次郎のポジション
「おぉ次郎、ビビったって? しゃあねぇ奴やのぉ。せっかくやけぇ網ぃ上げるのも覚えとけのぉ。」
クレーンからは特殊なフックが吊り下げられている。横幅は4m。鉤爪の数は5本。
その5本の鉤爪に金網をひっかけて宙に吊り上げる。これは誰にでもできる簡単な作業だ。玉掛けの資格など必要もない。

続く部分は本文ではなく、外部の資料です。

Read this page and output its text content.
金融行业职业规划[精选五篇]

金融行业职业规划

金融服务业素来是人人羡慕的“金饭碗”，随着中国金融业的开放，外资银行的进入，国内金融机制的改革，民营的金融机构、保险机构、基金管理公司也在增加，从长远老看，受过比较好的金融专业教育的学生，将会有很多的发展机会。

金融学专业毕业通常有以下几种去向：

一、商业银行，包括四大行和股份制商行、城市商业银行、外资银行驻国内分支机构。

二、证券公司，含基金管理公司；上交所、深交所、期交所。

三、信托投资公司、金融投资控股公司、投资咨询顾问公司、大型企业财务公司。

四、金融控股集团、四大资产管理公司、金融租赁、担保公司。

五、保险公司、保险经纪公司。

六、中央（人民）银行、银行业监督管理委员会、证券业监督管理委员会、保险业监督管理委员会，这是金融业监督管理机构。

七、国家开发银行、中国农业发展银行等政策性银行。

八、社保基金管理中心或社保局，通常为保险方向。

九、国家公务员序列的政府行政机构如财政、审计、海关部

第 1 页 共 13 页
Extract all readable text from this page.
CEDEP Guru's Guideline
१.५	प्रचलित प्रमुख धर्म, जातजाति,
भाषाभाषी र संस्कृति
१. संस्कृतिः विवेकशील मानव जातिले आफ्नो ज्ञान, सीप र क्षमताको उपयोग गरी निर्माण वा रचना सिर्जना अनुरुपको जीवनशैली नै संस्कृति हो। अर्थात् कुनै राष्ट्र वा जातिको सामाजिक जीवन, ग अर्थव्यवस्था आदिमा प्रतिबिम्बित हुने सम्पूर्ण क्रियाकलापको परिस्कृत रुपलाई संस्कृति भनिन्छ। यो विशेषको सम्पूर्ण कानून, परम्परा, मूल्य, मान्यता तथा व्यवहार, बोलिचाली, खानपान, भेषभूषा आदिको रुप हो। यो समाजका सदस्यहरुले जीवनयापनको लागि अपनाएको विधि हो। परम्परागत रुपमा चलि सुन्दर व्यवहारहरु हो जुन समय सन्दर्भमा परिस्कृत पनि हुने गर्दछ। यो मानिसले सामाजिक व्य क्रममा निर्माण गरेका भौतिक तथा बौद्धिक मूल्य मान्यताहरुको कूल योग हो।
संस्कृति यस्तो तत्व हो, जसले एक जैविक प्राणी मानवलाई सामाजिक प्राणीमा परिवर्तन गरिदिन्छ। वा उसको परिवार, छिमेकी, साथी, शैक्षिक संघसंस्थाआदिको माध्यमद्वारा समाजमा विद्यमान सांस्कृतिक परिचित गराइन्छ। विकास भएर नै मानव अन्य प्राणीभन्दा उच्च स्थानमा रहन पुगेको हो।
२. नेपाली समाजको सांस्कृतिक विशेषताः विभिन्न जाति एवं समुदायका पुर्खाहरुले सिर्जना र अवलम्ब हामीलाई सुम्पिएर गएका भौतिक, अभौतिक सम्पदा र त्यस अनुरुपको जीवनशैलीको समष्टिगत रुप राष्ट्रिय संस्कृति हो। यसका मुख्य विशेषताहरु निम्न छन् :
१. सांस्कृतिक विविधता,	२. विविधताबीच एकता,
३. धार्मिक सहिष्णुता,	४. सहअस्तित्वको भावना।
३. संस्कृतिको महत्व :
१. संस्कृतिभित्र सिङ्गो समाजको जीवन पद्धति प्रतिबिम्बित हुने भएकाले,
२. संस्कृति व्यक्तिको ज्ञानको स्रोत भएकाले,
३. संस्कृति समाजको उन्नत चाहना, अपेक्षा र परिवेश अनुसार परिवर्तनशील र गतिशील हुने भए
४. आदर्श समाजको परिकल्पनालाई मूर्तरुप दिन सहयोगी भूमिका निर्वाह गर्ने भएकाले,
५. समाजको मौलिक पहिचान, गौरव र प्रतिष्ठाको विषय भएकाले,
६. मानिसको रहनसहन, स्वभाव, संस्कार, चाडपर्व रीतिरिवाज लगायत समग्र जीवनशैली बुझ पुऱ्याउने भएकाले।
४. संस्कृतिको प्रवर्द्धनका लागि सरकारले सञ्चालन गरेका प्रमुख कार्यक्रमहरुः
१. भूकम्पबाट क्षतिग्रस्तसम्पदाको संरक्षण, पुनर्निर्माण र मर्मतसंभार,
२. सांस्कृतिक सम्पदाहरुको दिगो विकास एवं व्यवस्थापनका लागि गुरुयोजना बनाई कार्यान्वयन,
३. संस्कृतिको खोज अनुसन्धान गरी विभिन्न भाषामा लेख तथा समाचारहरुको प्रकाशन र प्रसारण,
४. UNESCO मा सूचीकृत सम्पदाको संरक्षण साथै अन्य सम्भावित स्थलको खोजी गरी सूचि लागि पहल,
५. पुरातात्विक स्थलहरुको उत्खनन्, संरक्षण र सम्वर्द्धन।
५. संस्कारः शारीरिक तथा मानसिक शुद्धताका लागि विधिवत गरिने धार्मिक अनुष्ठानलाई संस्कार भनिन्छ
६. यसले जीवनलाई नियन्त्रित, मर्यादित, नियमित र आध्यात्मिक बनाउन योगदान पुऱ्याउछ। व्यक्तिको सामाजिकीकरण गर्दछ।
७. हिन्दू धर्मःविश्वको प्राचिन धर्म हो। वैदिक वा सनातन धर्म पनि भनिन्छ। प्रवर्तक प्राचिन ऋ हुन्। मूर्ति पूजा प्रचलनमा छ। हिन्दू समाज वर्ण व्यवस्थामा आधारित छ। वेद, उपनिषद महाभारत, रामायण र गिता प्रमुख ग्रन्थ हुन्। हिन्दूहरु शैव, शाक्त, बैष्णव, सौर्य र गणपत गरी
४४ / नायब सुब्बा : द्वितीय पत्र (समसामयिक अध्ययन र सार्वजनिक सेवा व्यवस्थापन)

難しいのは……金網と金網を繋ぐこと……でもなく、全ての金網を繋ぎ終えて、最下部の金網にロープを結んだ後の仕上げなのだ。
「ブーム倒せぇ! もうちょいじゃあ!」
『右あげぇ! おっしゃそのまま待っとけぇ!』
「次郎ぉ引っ張れ! そこじゃあ! 動くなよ!」
頭の指示は多岐に渡る。肉声でクレーン車のオペレーターに。無線でリンゾーに。そしてまた肉声で次郎に。ミリ単位、とはいかないまでもセンチ単位で崖に網を張っている。崖の上で作業をしているリンゾー達に全景は見えない。よって下から見ている頭の指示が全てなのだ。
数センチずれたところで安全性にさしたる影響はない。だが、公共事業である以上、一定の見栄えが求められるのは必然だった。
そしてこのロックネットというものは遠くから見た場合、想像以上に垂直水平のズレが目につくものでもある。もちろん次郎にそんなことが分かるはずもないが、頭の言う通りにロープを手繰ったり緩めたりと必死に作業をしていた。
なお午前中、次郎のポジションを担っていたのは頭自身であった。